Ambrosia, uygulama hakkında kesin kanıtlar sunmuş değil
Ambrosia; Los Angeles, San Francisco, Tampa, Omaha ve Houston olmak üzere ABD’nin 5 farklı şehrinde şubelerini açmış durumda. Kurucu Jesse Karmazin’in genç bağışçılardan -satıcı demek saha doğru aslında- alınan kanın naklinin vücudu gençleştirebileceği iddiasına inananlar, bir litre kanı 8.000 dolara veya iki litre kanı indirimli olarak 12.000 dolara satın alabiliyor.
Şirketin iddiasını desteklemeye yönelik gerçek klinik sonuçlar çok az ve yetersiz görünüyor. Örneğin, genç yetişkinlerin kanının Alzheimer Hastalığı semptomlarını azaltmaya yardımcı olup olmayacağını belirlemek için yapılan bir çalışma, bu ay Jama Neurology’de yayınlanmış. Ancak bu sadece 18 katılımcıyla gerçekleştirilmiş bir çalışma. Ayrıca Ambrosia’nın ileri sürdüğü kanıtların çoğu, insanlar üzerinde değil fareler üzerinde yapılan deneylere dayanıyor. Ambrosia, 2017’den bu yana kendi kendine yürüttüğü klinik araştırmalarının sonuçlarını ise henüz paylaşmadı.
Çağdaş vampirlik mi?
Tüm bu bilimsel soru işaretleri ve etik şaibeler sürerken şirket mağazalarını açmaktan da geri durmadı. Uyguladığı tedavi teknik olarak sadece kan nakli ve yaygın bir prosedür olduğundan Ambrosia, ABD Gıda ve İlaç İdaresi’nin radarına şimdilik takılmadı. Öte yandan Ambrosia’nın tedavisini destekleyen kesin kanıtların bulunmaması, varlıklı müşterilerden gelen ilgiyi durdurmadı. Ambrosia, kısa bir süre sonra bir bekleme listesi oluşturmak zorunda kaldı.

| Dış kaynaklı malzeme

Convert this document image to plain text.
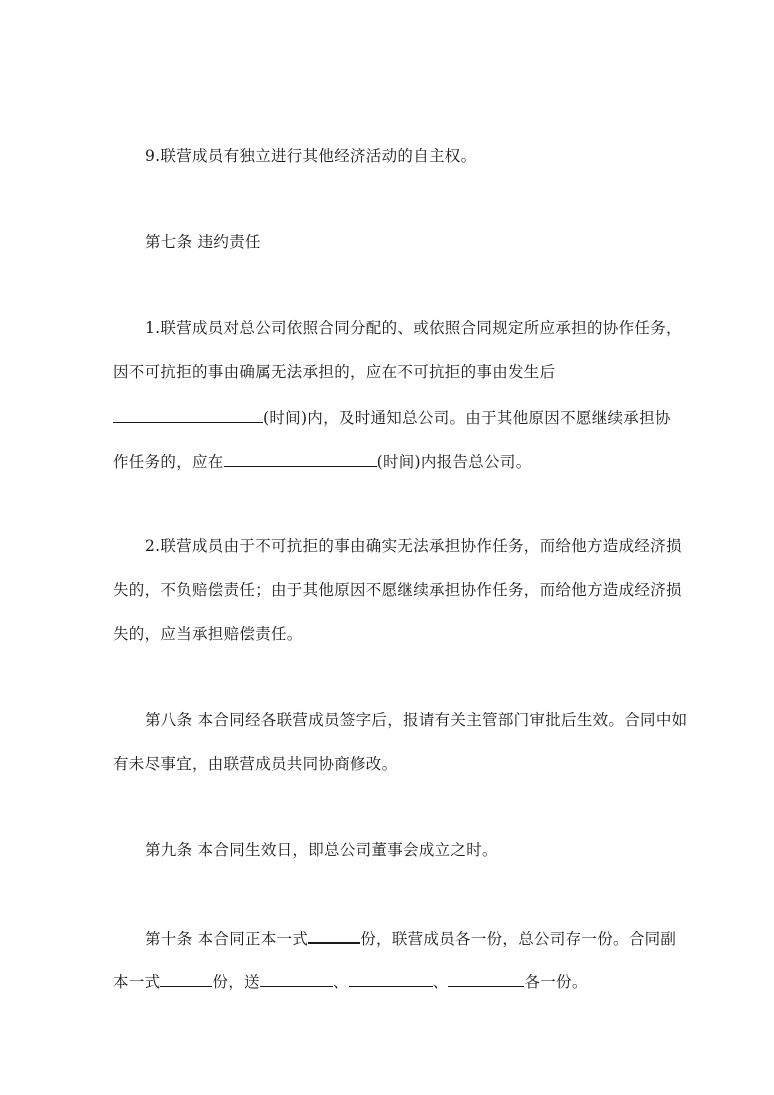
9.联营成员有独立进行其他经济活动的自主权。
第七条 违约责任
1.联营成员对总公司依照合同分配的、或依照合同规定所应承担的协作任务，
因不可抗拒的事由确属无法承担的，应在不可抗拒的事由发生后
(时间)内，及时通知总公司。由于其他原因不愿继续承担协
作任务的，应在	(时间)内报告总公司。
2.联营成员由于不可抗拒的事由确实无法承担协作任务，而给他方造成经济损
失的，不负赔偿责任；由于其他原因不愿继续承担协作任务，而给他方造成经济损
失的，应当承担赔偿责任。
第八条 本合同经各联营成员签字后，报请有关主管部门审批后生效。合同中如
有未尽事宜，由联营成员共同协商修改。
第九条 本合同生效日，即总公司董事会成立之时。
第十条 本合同正本一式	份，联营成员各一份，总公司存一份。合同副
本一式	份，送	、	、	各一份。
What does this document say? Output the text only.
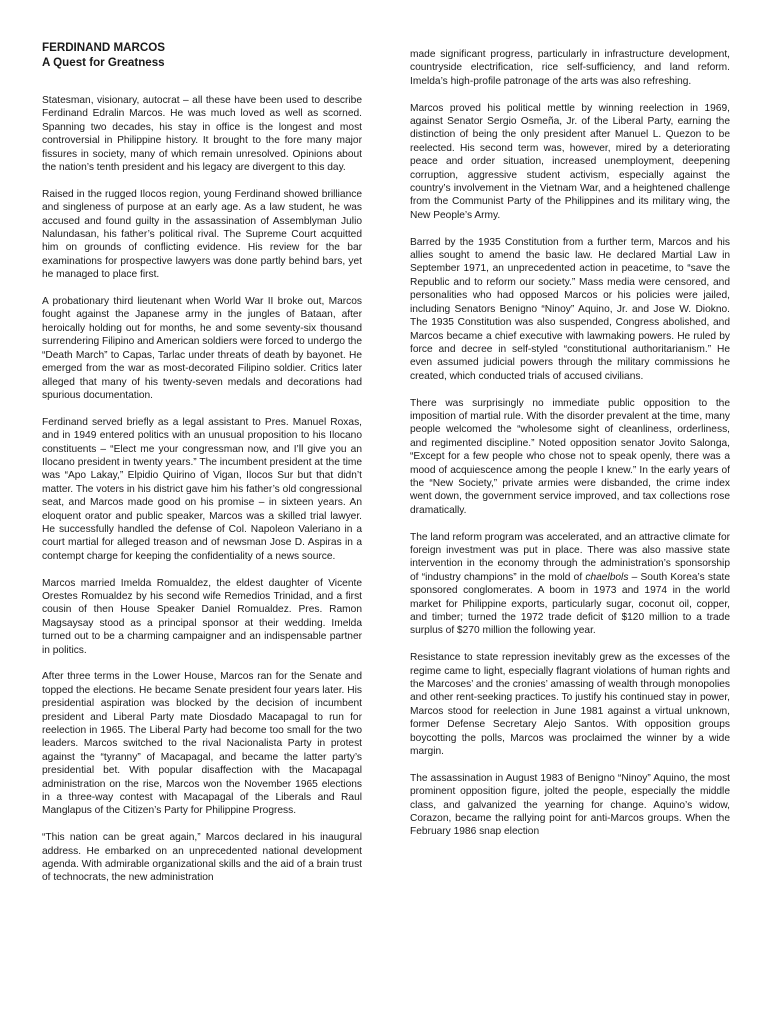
FERDINAND MARCOS

A Quest for Greatness

Statesman, visionary, autocrat – all these have been used to describe Ferdinand Edralin Marcos. He was much loved as well as scorned. Spanning two decades, his stay in office is the longest and most controversial in Philippine history. It brought to the fore many major fissures in society, many of which remain unresolved. Opinions about the nation’s tenth president and his legacy are divergent to this day.

Raised in the rugged Ilocos region, young Ferdinand showed brilliance and singleness of purpose at an early age. As a law student, he was accused and found guilty in the assassination of Assemblyman Julio Nalundasan, his father’s political rival. The Supreme Court acquitted him on grounds of conflicting evidence. His review for the bar examinations for prospective lawyers was done partly behind bars, yet he managed to place first.

A probationary third lieutenant when World War II broke out, Marcos fought against the Japanese army in the jungles of Bataan, after heroically holding out for months, he and some seventy-six thousand surrendering Filipino and American soldiers were forced to undergo the “Death March” to Capas, Tarlac under threats of death by bayonet. He emerged from the war as most-decorated Filipino soldier. Critics later alleged that many of his twenty-seven medals and decorations had spurious documentation.

Ferdinand served briefly as a legal assistant to Pres. Manuel Roxas, and in 1949 entered politics with an unusual proposition to his Ilocano constituents – “Elect me your congressman now, and I’ll give you an Ilocano president in twenty years.” The incumbent president at the time was “Apo Lakay,” Elpidio Quirino of Vigan, Ilocos Sur but that didn’t matter. The voters in his district gave him his father’s old congressional seat, and Marcos made good on his promise – in sixteen years. An eloquent orator and public speaker, Marcos was a skilled trial lawyer. He successfully handled the defense of Col. Napoleon Valeriano in a court martial for alleged treason and of newsman Jose D. Aspiras in a contempt charge for keeping the confidentiality of a news source.

Marcos married Imelda Romualdez, the eldest daughter of Vicente Orestes Romualdez by his second wife Remedios Trinidad, and a first cousin of then House Speaker Daniel Romualdez. Pres. Ramon Magsaysay stood as a principal sponsor at their wedding. Imelda turned out to be a charming campaigner and an indispensable partner in politics.

After three terms in the Lower House, Marcos ran for the Senate and topped the elections. He became Senate president four years later. His presidential aspiration was blocked by the decision of incumbent president and Liberal Party mate Diosdado Macapagal to run for reelection in 1965. The Liberal Party had become too small for the two leaders. Marcos switched to the rival Nacionalista Party in protest against the “tyranny” of Macapagal, and became the latter party’s presidential bet. With popular disaffection with the Macapagal administration on the rise, Marcos won the November 1965 elections in a three-way contest with Macapagal of the Liberals and Raul Manglapus of the Citizen’s Party for Philippine Progress.

“This nation can be great again,” Marcos declared in his inaugural address. He embarked on an unprecedented national development agenda. With admirable organizational skills and the aid of a brain trust of technocrats, the new administration

made significant progress, particularly in infrastructure development, countryside electrification, rice self-sufficiency, and land reform. Imelda’s high-profile patronage of the arts was also refreshing.

Marcos proved his political mettle by winning reelection in 1969, against Senator Sergio Osmeña, Jr. of the Liberal Party, earning the distinction of being the only president after Manuel L. Quezon to be reelected. His second term was, however, mired by a deteriorating peace and order situation, increased unemployment, deepening corruption, aggressive student activism, especially against the country’s involvement in the Vietnam War, and a heightened challenge from the Communist Party of the Philippines and its military wing, the New People’s Army.

Barred by the 1935 Constitution from a further term, Marcos and his allies sought to amend the basic law. He declared Martial Law in September 1971, an unprecedented action in peacetime, to “save the Republic and to reform our society.” Mass media were censored, and personalities who had opposed Marcos or his policies were jailed, including Senators Benigno “Ninoy” Aquino, Jr. and Jose W. Diokno. The 1935 Constitution was also suspended, Congress abolished, and Marcos became a chief executive with lawmaking powers. He ruled by force and decree in self-styled “constitutional authoritarianism.” He even assumed judicial powers through the military commissions he created, which conducted trials of accused civilians.

There was surprisingly no immediate public opposition to the imposition of martial rule. With the disorder prevalent at the time, many people welcomed the “wholesome sight of cleanliness, orderliness, and regimented discipline.” Noted opposition senator Jovito Salonga, “Except for a few people who chose not to speak openly, there was a mood of acquiescence among the people I knew.” In the early years of the “New Society,” private armies were disbanded, the crime index went down, the government service improved, and tax collections rose dramatically.

The land reform program was accelerated, and an attractive climate for foreign investment was put in place. There was also massive state intervention in the economy through the administration’s sponsorship of “industry champions” in the mold of chaelbols – South Korea’s state sponsored conglomerates. A boom in 1973 and 1974 in the world market for Philippine exports, particularly sugar, coconut oil, copper, and timber; turned the 1972 trade deficit of $120 million to a trade surplus of $270 million the following year.

Resistance to state repression inevitably grew as the excesses of the regime came to light, especially flagrant violations of human rights and the Marcoses’ and the cronies’ amassing of wealth through monopolies and other rent-seeking practices. To justify his continued stay in power, Marcos stood for reelection in June 1981 against a virtual unknown, former Defense Secretary Alejo Santos. With opposition groups boycotting the polls, Marcos was proclaimed the winner by a wide margin.

The assassination in August 1983 of Benigno “Ninoy” Aquino, the most prominent opposition figure, jolted the people, especially the middle class, and galvanized the yearning for change. Aquino’s widow, Corazon, became the rallying point for anti-Marcos groups. When the February 1986 snap election
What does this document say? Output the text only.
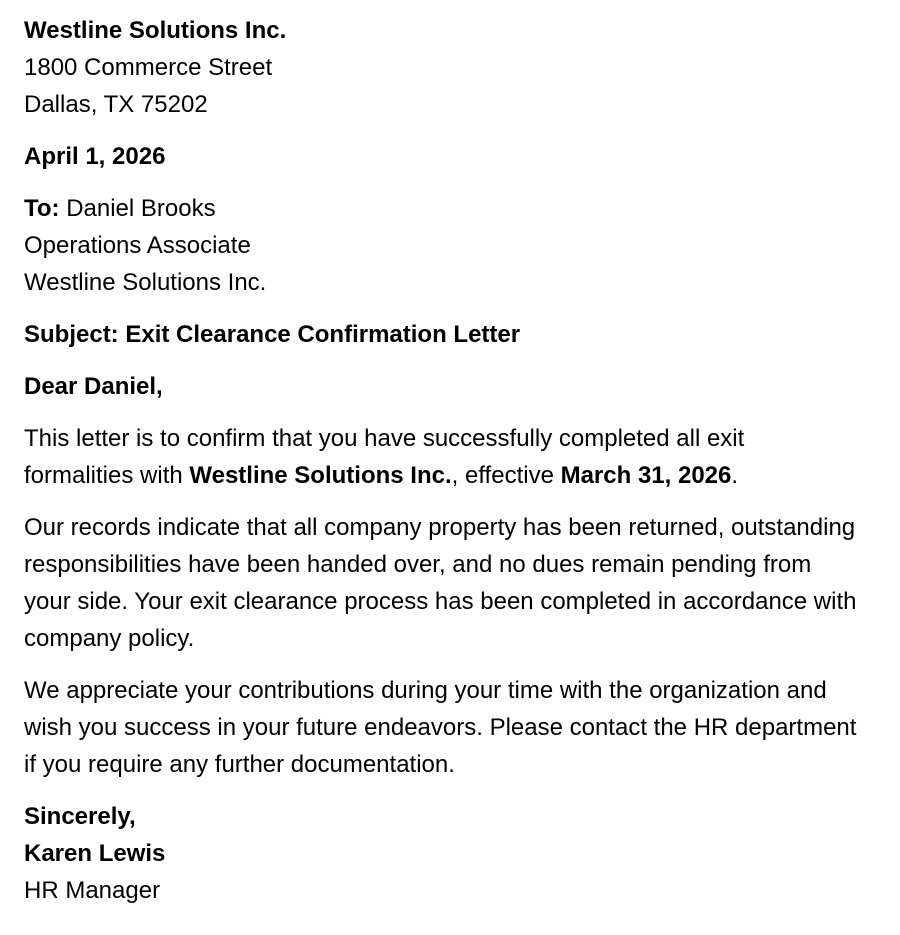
Westline Solutions Inc.
1800 Commerce Street
Dallas, TX 75202
April 1, 2026
To: Daniel Brooks
Operations Associate
Westline Solutions Inc.
Subject: Exit Clearance Confirmation Letter
Dear Daniel,

This letter is to confirm that you have successfully completed all exit formalities with Westline Solutions Inc., effective March 31, 2026.

Our records indicate that all company property has been returned, outstanding responsibilities have been handed over, and no dues remain pending from your side. Your exit clearance process has been completed in accordance with company policy.

We appreciate your contributions during your time with the organization and wish you success in your future endeavors. Please contact the HR department if you require any further documentation.

Sincerely,
Karen Lewis
HR Manager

Uygulanan tekniğin işe yaradığını ortaya koyacak kesin kanıtlar bulunsa bile, bu tip uygulamaların ticari bir hizmete dönüşmesi pek de etik durmuyor. İnternet sitelerinde gezinip aşağıda gördüğünüz ödeme kısmıyla karşılaşmak bile benim “kanımı dondurdu” açıkçası. Öte yandan sağlığın, eğitimin ve diğer sosyal hakların çoktan ticarileştiği bir dünya, belki de etik çizgiyi çoktan kaybetmiş olabilir! Siz ne dersiniz?